Ces questions financières sont au cœur du rapport de la Cour des comptes de juin dernier et, d’après certains, de celui à venir de l’Assemblée nationale. Ici, le contrôle de l’État est aussi attendu que relatif : “Je rêve que les 7.500 établissements scolaires catholiques soient contrôlés budgétairement”, osait même Philippe Delorme, Secrétaire général de l’Enseignement catholique dans Le Monde en février 2024. La majeure partie des structures est en effet sous forme d’association, dont les comptes sont simples, sans bénéfice et déposés en préfecture. La Cour des comptes préconise quant à elle de “mettre en œuvre, au niveau des rectorats, une programmation des contrôles des établissements sous contrat en lien avec les directions régionales ou départementales des finances publiques.”
Le “caractère propre” préserve un espace de liberté
Un dernier aspect, essentiel mais aux contours flous est introduit par le Code de l’éducation : “Dans les établissements privés qui ont passé un des contrats prévus […], l’enseignement placé sous le régime du contrat est soumis au contrôle de l’État. L’établissement, tout en conservant son caractère propre, doit donner cet enseignement dans le respect total de la liberté de conscience. Tous les enfants sans distinction d’origine, d’opinion ou de croyances, y ont accès. (L. 442-1). Ce fameux “caractère propre” est donc ce qui autorise l’enseignement catholique à développer ses spécificités. Cependant, comme l’explique Guillaume Drago, “ces questions donnent lieu à des appréciations divergentes, parfois entre différents rectorats, ce qui ne simplifie pas les choses.”
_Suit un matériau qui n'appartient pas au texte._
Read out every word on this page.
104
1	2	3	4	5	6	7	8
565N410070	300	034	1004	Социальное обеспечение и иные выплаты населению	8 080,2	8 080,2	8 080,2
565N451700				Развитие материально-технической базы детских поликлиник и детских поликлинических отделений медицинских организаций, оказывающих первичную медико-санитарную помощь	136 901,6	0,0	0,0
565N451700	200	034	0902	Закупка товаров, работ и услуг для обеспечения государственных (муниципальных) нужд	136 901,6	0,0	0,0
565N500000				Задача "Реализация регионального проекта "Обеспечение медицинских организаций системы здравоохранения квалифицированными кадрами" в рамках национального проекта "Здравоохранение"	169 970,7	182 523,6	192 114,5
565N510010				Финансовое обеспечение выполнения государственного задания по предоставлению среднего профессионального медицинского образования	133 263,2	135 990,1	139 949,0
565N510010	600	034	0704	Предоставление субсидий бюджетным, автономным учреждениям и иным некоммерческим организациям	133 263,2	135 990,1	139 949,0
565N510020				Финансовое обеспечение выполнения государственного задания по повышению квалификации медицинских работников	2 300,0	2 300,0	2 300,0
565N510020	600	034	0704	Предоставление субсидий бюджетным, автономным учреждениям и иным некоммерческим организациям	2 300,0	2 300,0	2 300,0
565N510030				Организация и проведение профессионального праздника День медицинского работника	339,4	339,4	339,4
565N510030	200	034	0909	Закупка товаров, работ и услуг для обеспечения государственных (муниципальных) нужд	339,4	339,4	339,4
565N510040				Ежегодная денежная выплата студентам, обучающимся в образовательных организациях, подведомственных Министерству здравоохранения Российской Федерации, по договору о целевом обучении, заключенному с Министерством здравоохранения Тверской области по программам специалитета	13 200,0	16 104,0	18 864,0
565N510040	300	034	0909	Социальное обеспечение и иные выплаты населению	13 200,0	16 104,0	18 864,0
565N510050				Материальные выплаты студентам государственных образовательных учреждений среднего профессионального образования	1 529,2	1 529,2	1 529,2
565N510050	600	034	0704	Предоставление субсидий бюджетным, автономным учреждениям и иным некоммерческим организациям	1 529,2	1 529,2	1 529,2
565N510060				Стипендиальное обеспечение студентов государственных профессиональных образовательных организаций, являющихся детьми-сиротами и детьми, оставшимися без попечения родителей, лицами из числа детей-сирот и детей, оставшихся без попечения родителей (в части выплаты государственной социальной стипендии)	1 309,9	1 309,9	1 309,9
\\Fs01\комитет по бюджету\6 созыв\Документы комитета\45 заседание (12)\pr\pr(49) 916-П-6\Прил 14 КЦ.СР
Pour le définir, Jean-François Canteneur parle lui de la “manière d’être particulière de l’établissement » et se réjouit que « la loi ne définisse pas ce qui est catholique”. Dans ce cadre souple, la proposition chrétienne des établissements peut se résumer dans l’équilibre entre deux textes du Concile Vatican II : l’un sur l’éducation chrétienne, l’autre sur la liberté religieuse (Gravissimum educationis et Dignitatis humanae).
Si la religion ne peut pas – ontologiquement puisque la foi est une grâce et un acte libre de chaque personne – être l’objet d’une contrainte, l’éducation des enfants demande de considérer le dessein de Dieu sur eux, elle “vise […] principalement à ce que les baptisés, introduits pas à pas dans la connaissance du mystère du salut, deviennent chaque jour plus conscients de ce don de la foi qu’ils ont reçu, apprennent à adorer Dieu le Père en esprit et en vérité” (GE, §2). Pour les non baptisés, elle a pour but d’espérer que ce don du Créateur, explicité, soit accueilli en permettant la connaissance et la réflexion sur le Mystère chrétien puisque : “La vérité ne s’impose que par la force de la vérité elle-même qui pénètre l’esprit avec autant de douceur que de puissance.” (DH, §1)
Les établissements sont libres dans ce domaine, mais utilisent-ils toute la liberté qui leur est accordée pour proclamer le Nom de Jésus ? Font-ils droit à la vérité dont parle le concile ? Ils ont à convaincre les parents que la qualité du cadre éducatif – qui est souvent le premier motif d’inscription – est aussi le fruit de la foi. Ils ont à combattre l’hostilité de certaines parts de la société qui remettent en cause la légitimité de l’anthropologie chrétienne et qui préfèrent la liberté d’ignorance à la liberté de connaissance. Pourtant, comme l’a rappelé Mgr Éric de Moulins-Beaufort dans un discours à Lourdes le 22 mars dernier : “Rencontrer Dieu qui parle et se confronter à sa Parole est le plus beau cadeau qui puisse être fait à la liberté pour qu’elle entre dans l’aventure de la vie avec exigence et confiance.”